Roberto López, musicien d’origine colombienne, compositeur et réalisateur de documentaire et de jeux vidéo réside à Ahuntsic depuis 15 ans. Il raconte son expérience de commissaire en résidence au 4C entre septembre 2023 et décembre 2024.
Pourquoi devenir artiste en résidence au 4C?
Ici, au 4C, l’offre culturelle n’était pas encore développée, ma mission était de développer le public et la diversité. Je suis parti de presque rien avec un budget limité! C’était un grand défi!
Comment avez-vous endossé votre rôle?
Dans un premier temps, je me suis appuyé sur les organismes communautaires du 4C. Ils étaient ma porte d’entrée vers les habitants du quartier, que je souhaitais mener vers la culture. Alors, j’allais dans des événements, des réunions.
Ensuite, il a fallu développer une programmation cohérente en musique. Le concept que j’ai développé consiste à réunir trois artistes d’origine différente et à prévoir une discussion avec le public après le spectacle.

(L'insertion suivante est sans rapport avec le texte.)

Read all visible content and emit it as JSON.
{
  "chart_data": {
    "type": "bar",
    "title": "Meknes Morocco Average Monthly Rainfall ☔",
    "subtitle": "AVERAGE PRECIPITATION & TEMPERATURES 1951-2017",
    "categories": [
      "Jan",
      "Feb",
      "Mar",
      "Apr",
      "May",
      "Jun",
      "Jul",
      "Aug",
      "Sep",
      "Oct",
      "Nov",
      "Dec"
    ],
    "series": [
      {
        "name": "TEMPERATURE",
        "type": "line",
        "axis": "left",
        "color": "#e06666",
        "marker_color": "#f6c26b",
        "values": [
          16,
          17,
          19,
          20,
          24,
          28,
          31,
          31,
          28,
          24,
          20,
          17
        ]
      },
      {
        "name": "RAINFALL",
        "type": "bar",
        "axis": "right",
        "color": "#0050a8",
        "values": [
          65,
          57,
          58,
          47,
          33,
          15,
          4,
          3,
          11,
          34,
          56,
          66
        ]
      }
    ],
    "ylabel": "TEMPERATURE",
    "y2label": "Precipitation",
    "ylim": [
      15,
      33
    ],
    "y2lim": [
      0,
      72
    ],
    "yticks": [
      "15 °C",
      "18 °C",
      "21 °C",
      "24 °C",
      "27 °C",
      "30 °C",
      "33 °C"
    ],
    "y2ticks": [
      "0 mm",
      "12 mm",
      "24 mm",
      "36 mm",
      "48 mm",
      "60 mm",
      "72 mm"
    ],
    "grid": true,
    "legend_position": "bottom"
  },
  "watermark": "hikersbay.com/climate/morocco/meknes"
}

Je me suis mis à chercher d’abord des artistes d’ici, comme Nadine Ahoundji. J’ai fait venir d’autres artistes montréalais, comme Marco Calliari, guitariste d’origine italienne et Mamselle Ruiz, une chanteuse mexicaine. Nous avons organisé un concert le 23 mars dernier avec ces trois personnes.
Quelles étaient les autres phases de votre action?
Nous avons commencé par la médiation culturelle auprès des aînés. Nous sommes allés à la Villa Raimbault [résidence pour personnes âgées] pour faire des animations. Je m’appuie sur la culture pour créer des ponts entre les gens et aussi avec les organismes comme le CACI ou Concertation Femme.
En septembre, nous avons créé des actions dans les parcs, appelées des Rueda de cumbia [cercle de cumbia]. Accompagnés de cinq musiciens et de six danseurs, les gens dansent en cercle. Au parc de Mézy, des enfants, des personnes âgées sont venus danser. L’objectif est de faire de la culture hors les murs du 4C.
En octobre, nous avons fait intervenir un conteur du Panama sur le thème de l’Halloween avec deux marionnettistes, un Vénézuélien et un autre Mexicain. Avec le Kamishibaï [théâtre japonais], nous voulions impliquer les familles pour qu’elles découvrent les autres activités culturelles du centre.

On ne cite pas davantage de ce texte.